Radeon R9 270 (2GB Video Memory)

AMD A8-5600K (3.6GHZ Dual Core cpu that pretends to be 4 cores? It’s advertised as Quad Core ; DXDiag says it’s 4 cores but Halo: Forge says I only have 2 and Task Manager says 2 Physical Cores and 4 Logical Processors)

Windows 10 64 bit

Not an answer but. You should consider switching to static meshes pipeline.

I started there. I switched because it allowed me to make far more customized meshes without having to spend the time creating them. It made making something like a floor with three different 8-sided “cylinder” holes in it (like a step-down into a pool) not just fast to make, but significantly faster to iterate. One step too big?
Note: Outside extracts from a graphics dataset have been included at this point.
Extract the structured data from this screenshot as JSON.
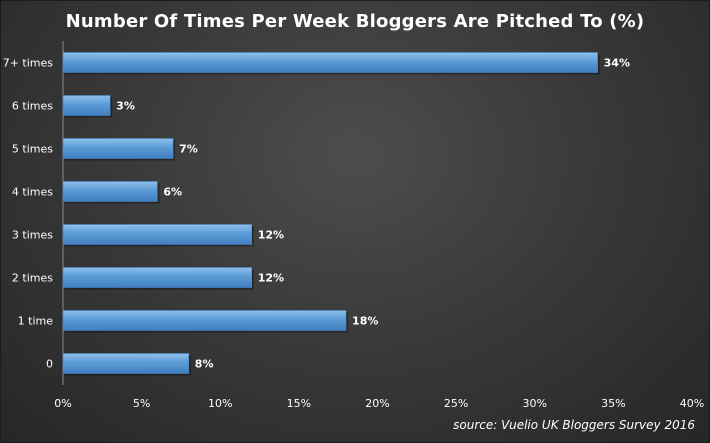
{
  "chart_data": {
    "type": "bar",
    "orientation": "horizontal",
    "title": "Number Of Times Per Week Bloggers Are Pitched To (%)",
    "categories": [
      "7+ times",
      "6 times",
      "5 times",
      "4 times",
      "3 times",
      "2 times",
      "1 time",
      "0"
    ],
    "values": [
      34,
      3,
      7,
      6,
      12,
      12,
      18,
      8
    ],
    "data_labels": [
      "34%",
      "3%",
      "7%",
      "6%",
      "12%",
      "12%",
      "18%",
      "8%"
    ],
    "xlim": [
      0,
      40
    ],
    "x_ticks": [
      0,
      5,
      10,
      15,
      20,
      25,
      30,
      35,
      40
    ],
    "x_tick_labels": [
      "0%",
      "5%",
      "10%",
      "15%",
      "20%",
      "25%",
      "30%",
      "35%",
      "40%"
    ],
    "xlabel": "",
    "ylabel": "",
    "grid": false,
    "legend": "none",
    "bar_color": "#5b9bd5",
    "source": "source:  Vuelio UK Bloggers Survey 2016"
  }
}
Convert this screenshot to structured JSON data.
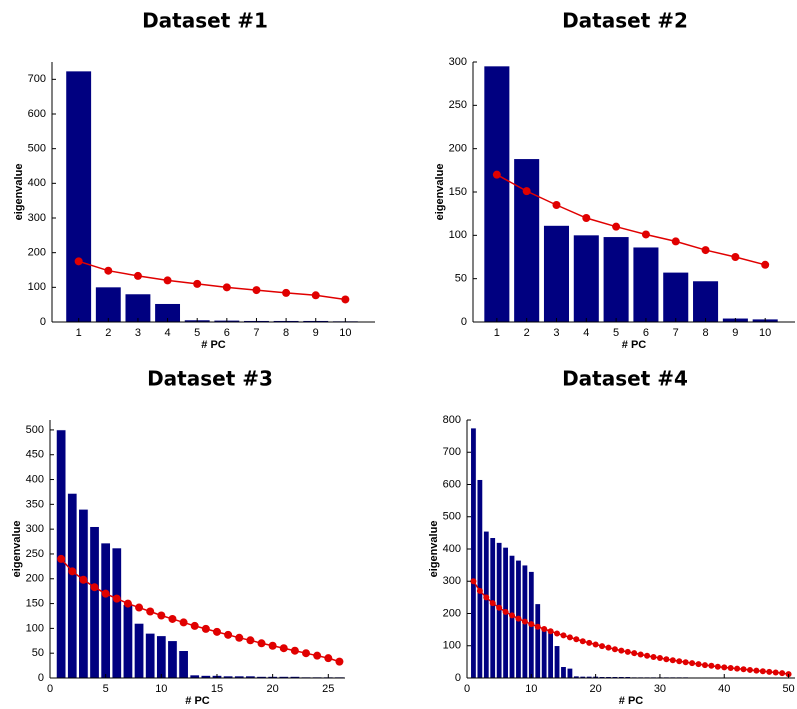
{
  "chart_data": [
    {
      "type": "bar",
      "title": "Dataset #1",
      "x_label": "# PC",
      "y_label": "eigenvalue",
      "x": [
        1,
        2,
        3,
        4,
        5,
        6,
        7,
        8,
        9,
        10
      ],
      "values": [
        723,
        100,
        80,
        52,
        5,
        4,
        3,
        3,
        3,
        2
      ],
      "color": "#000080",
      "line_values": [
        175,
        148,
        133,
        120,
        110,
        100,
        92,
        84,
        77,
        65
      ],
      "line_color": "#e00000",
      "xlim": [
        0.1,
        11
      ],
      "xticks": [
        1,
        2,
        3,
        4,
        5,
        6,
        7,
        8,
        9,
        10
      ],
      "ylim": [
        0,
        750
      ],
      "yticks": [
        0,
        100,
        200,
        300,
        400,
        500,
        600,
        700
      ]
    },
    {
      "type": "bar",
      "title": "Dataset #2",
      "x_label": "# PC",
      "y_label": "eigenvalue",
      "x": [
        1,
        2,
        3,
        4,
        5,
        6,
        7,
        8,
        9,
        10
      ],
      "values": [
        295,
        188,
        111,
        100,
        98,
        86,
        57,
        47,
        4,
        3
      ],
      "color": "#000080",
      "line_values": [
        170,
        151,
        135,
        120,
        110,
        101,
        93,
        83,
        75,
        66
      ],
      "line_color": "#e00000",
      "xlim": [
        0.2,
        11
      ],
      "xticks": [
        1,
        2,
        3,
        4,
        5,
        6,
        7,
        8,
        9,
        10
      ],
      "ylim": [
        0,
        300
      ],
      "yticks": [
        0,
        50,
        100,
        150,
        200,
        250,
        300
      ]
    },
    {
      "type": "bar",
      "title": "Dataset #3",
      "x_label": "# PC",
      "y_label": "eigenvalue",
      "x": [
        1,
        2,
        3,
        4,
        5,
        6,
        7,
        8,
        9,
        10,
        11,
        12,
        13,
        14,
        15,
        16,
        17,
        18,
        19,
        20,
        21,
        22,
        23,
        24,
        25,
        26
      ],
      "values": [
        500,
        372,
        340,
        305,
        272,
        262,
        148,
        110,
        90,
        85,
        75,
        55,
        6,
        5,
        5,
        4,
        4,
        4,
        3,
        3,
        3,
        3,
        2,
        2,
        2,
        2
      ],
      "color": "#000080",
      "line_values": [
        240,
        215,
        198,
        183,
        170,
        160,
        150,
        142,
        134,
        126,
        119,
        112,
        105,
        99,
        93,
        87,
        81,
        76,
        70,
        65,
        60,
        55,
        50,
        45,
        40,
        33
      ],
      "line_color": "#e00000",
      "xlim": [
        0,
        26.5
      ],
      "xticks": [
        0,
        5,
        10,
        15,
        20,
        25
      ],
      "ylim": [
        0,
        520
      ],
      "yticks": [
        0,
        50,
        100,
        150,
        200,
        250,
        300,
        350,
        400,
        450,
        500
      ]
    },
    {
      "type": "bar",
      "title": "Dataset #4",
      "x_label": "# PC",
      "y_label": "eigenvalue",
      "x": [
        1,
        2,
        3,
        4,
        5,
        6,
        7,
        8,
        9,
        10,
        11,
        12,
        13,
        14,
        15,
        16,
        17,
        18,
        19,
        20,
        21,
        22,
        23,
        24,
        25,
        26,
        27,
        28,
        29,
        30,
        31,
        32,
        33,
        34,
        35,
        36,
        37,
        38,
        39,
        40,
        41,
        42,
        43,
        44,
        45,
        46,
        47,
        48,
        49,
        50
      ],
      "values": [
        775,
        615,
        455,
        435,
        420,
        405,
        380,
        365,
        350,
        330,
        230,
        150,
        140,
        100,
        35,
        30,
        6,
        5,
        5,
        5,
        4,
        4,
        4,
        4,
        4,
        3,
        3,
        3,
        3,
        3,
        3,
        3,
        3,
        3,
        2,
        2,
        2,
        2,
        2,
        2,
        2,
        2,
        2,
        2,
        2,
        1,
        1,
        1,
        1,
        1
      ],
      "color": "#000080",
      "line_values": [
        300,
        270,
        250,
        232,
        218,
        205,
        194,
        184,
        175,
        167,
        159,
        152,
        145,
        138,
        132,
        126,
        120,
        114,
        109,
        104,
        99,
        94,
        89,
        85,
        81,
        77,
        73,
        69,
        65,
        62,
        58,
        55,
        52,
        49,
        46,
        43,
        40,
        38,
        35,
        33,
        31,
        29,
        27,
        25,
        23,
        21,
        19,
        17,
        15,
        12
      ],
      "line_color": "#e00000",
      "xlim": [
        0,
        51
      ],
      "xticks": [
        0,
        10,
        20,
        30,
        40,
        50
      ],
      "ylim": [
        0,
        800
      ],
      "yticks": [
        0,
        100,
        200,
        300,
        400,
        500,
        600,
        700,
        800
      ]
    }
  ]
}
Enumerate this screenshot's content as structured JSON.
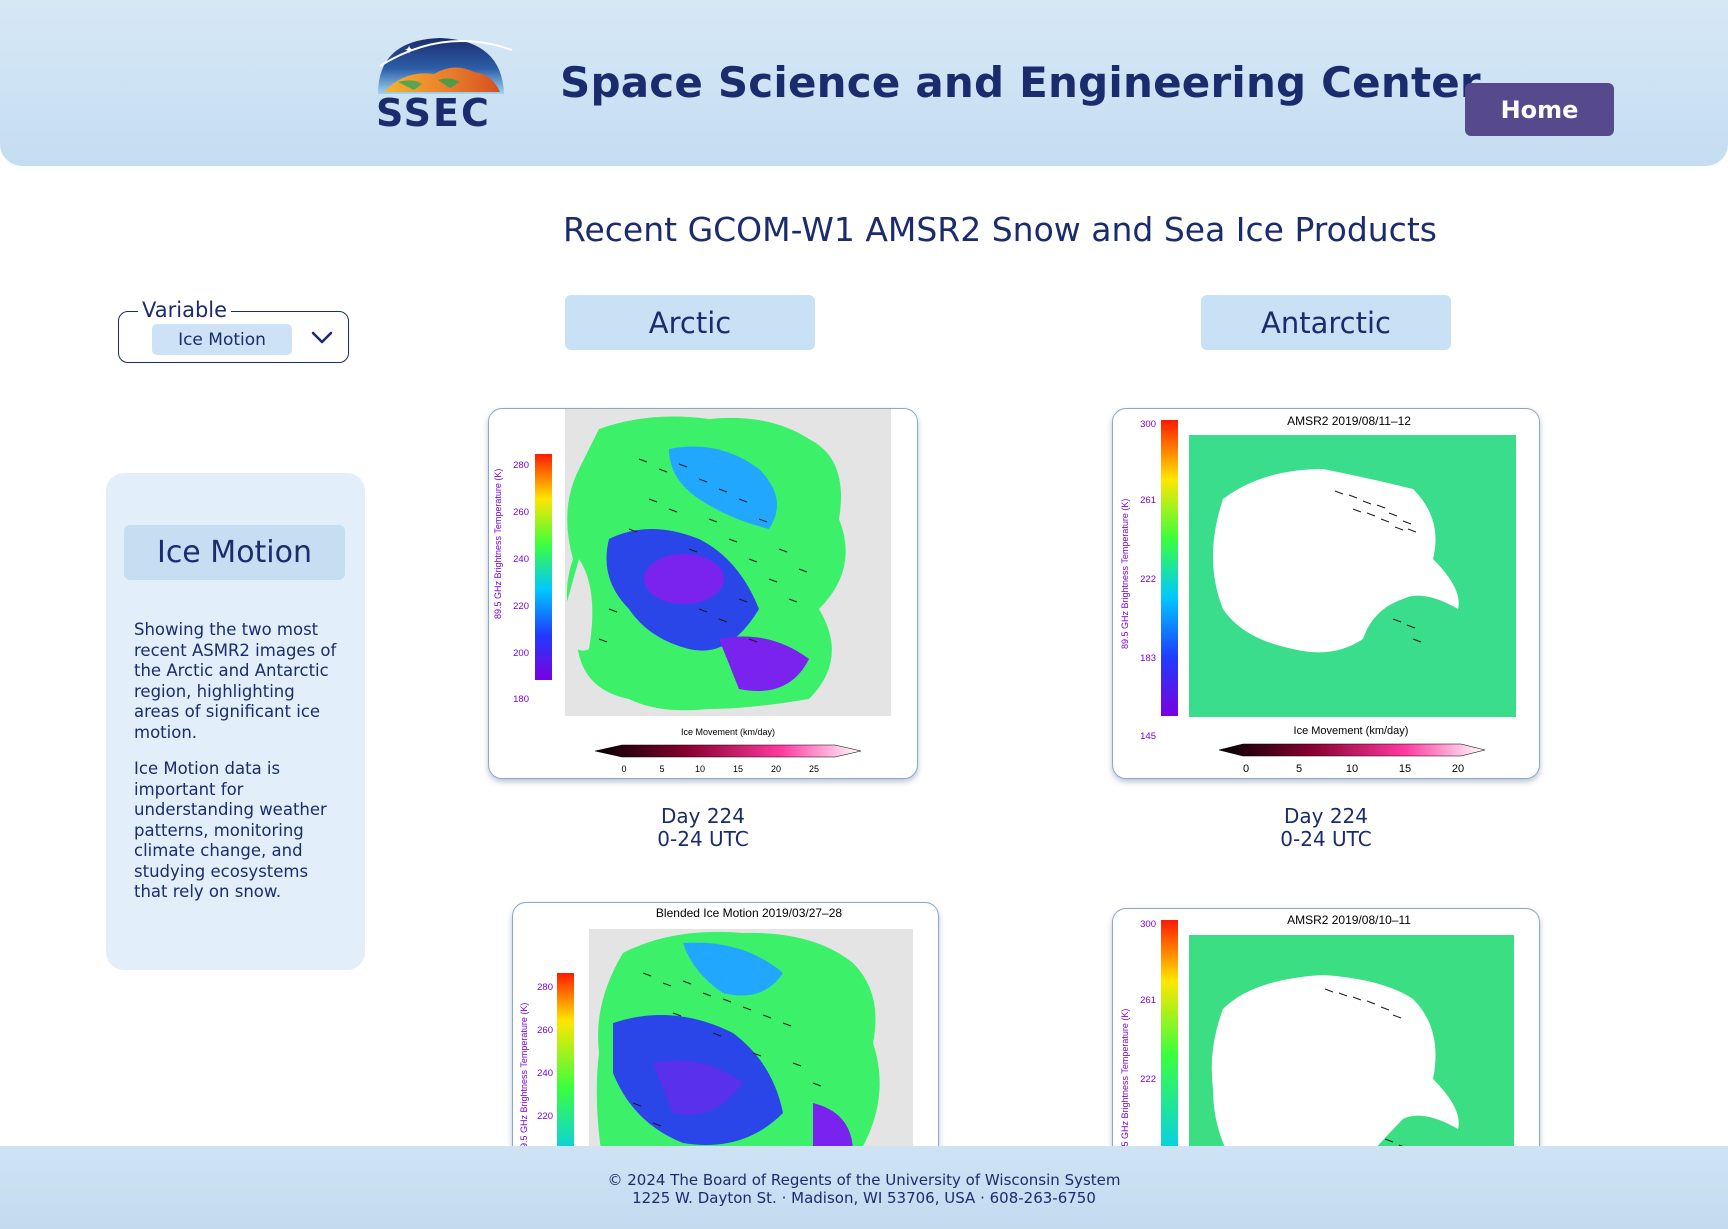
{
  "header": {
    "logo_text": "SSEC",
    "title": "Space Science and Engineering Center",
    "home_label": "Home"
  },
  "page": {
    "heading": "Recent GCOM-W1 AMSR2 Snow and Sea Ice Products"
  },
  "variable_selector": {
    "legend": "Variable",
    "selected": "Ice Motion"
  },
  "info_panel": {
    "title": "Ice Motion",
    "paragraph1": "Showing the two most recent ASMR2 images of the Arctic and Antarctic region, highlighting areas of significant ice motion.",
    "paragraph2": "Ice Motion data is important for understanding weather patterns, monitoring climate change, and studying ecosystems that rely on snow."
  },
  "regions": {
    "arctic_label": "Arctic",
    "antarctic_label": "Antarctic"
  },
  "images": [
    {
      "region": "Arctic",
      "title": "",
      "cbar_label": "89.5 GHz Brightness Temperature (K)",
      "cbar_ticks": [
        "280",
        "260",
        "240",
        "220",
        "200",
        "180"
      ],
      "motion_label": "Ice Movement (km/day)",
      "motion_ticks": [
        "0",
        "5",
        "10",
        "15",
        "20",
        "25"
      ],
      "caption_day": "Day 224",
      "caption_time": "0-24 UTC"
    },
    {
      "region": "Antarctic",
      "title": "AMSR2  2019/08/11–12",
      "cbar_label": "89.5 GHz Brightness Temperature (K)",
      "cbar_ticks": [
        "300",
        "261",
        "222",
        "183",
        "145"
      ],
      "motion_label": "Ice Movement (km/day)",
      "motion_ticks": [
        "0",
        "5",
        "10",
        "15",
        "20"
      ],
      "caption_day": "Day 224",
      "caption_time": "0-24 UTC"
    },
    {
      "region": "Arctic",
      "title": "Blended Ice Motion  2019/03/27–28",
      "cbar_label": "89.5 GHz Brightness Temperature (K)",
      "cbar_ticks": [
        "280",
        "260",
        "240",
        "220"
      ]
    },
    {
      "region": "Antarctic",
      "title": "AMSR2  2019/08/10–11",
      "cbar_label": "89.5 GHz Brightness Temperature (K)",
      "cbar_ticks": [
        "300",
        "261",
        "222"
      ]
    }
  ],
  "footer": {
    "line1": "© 2024 The Board of Regents of the University of Wisconsin System",
    "line2": "1225 W. Dayton St. · Madison, WI 53706, USA · 608-263-6750"
  },
  "colors": {
    "navy": "#1b2c6e",
    "home_button": "#574a8c",
    "header_bg": "#d6e8f6",
    "tab_bg": "#c9e1f4",
    "panel_bg": "#e2eef9"
  }
}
Easy to fix by just tweaking a value.

I’m aware that I can improve my modeling pipeline and get similar results over time but for prototyping BSP has been both easier and quicker than bringing in and resizing meshes (or test > adjust in Modo > “Update Mesh Asset” > repeat). Not to mention having to have the values figured out ahead of time for the size of the asset. Ideally I’d love to just have these metrics on hand but that requires me to have solved the problem at least once (ie at what height do I want these stairs to provide a height advantage? How many steps at what scale?).

Totally feasible and I generally agree with you. The majority of my use cases can easily be done by simply resizing cubes and planes. The rest can be solved with experience. I’m just providing my reasoning for having gotten into the BSP process in the first place.

Hey Travistyse,

I tested this in 4.15 and was unable to reproduce the issue. Would you mind testing in the preview to see if this has been fixed on your end?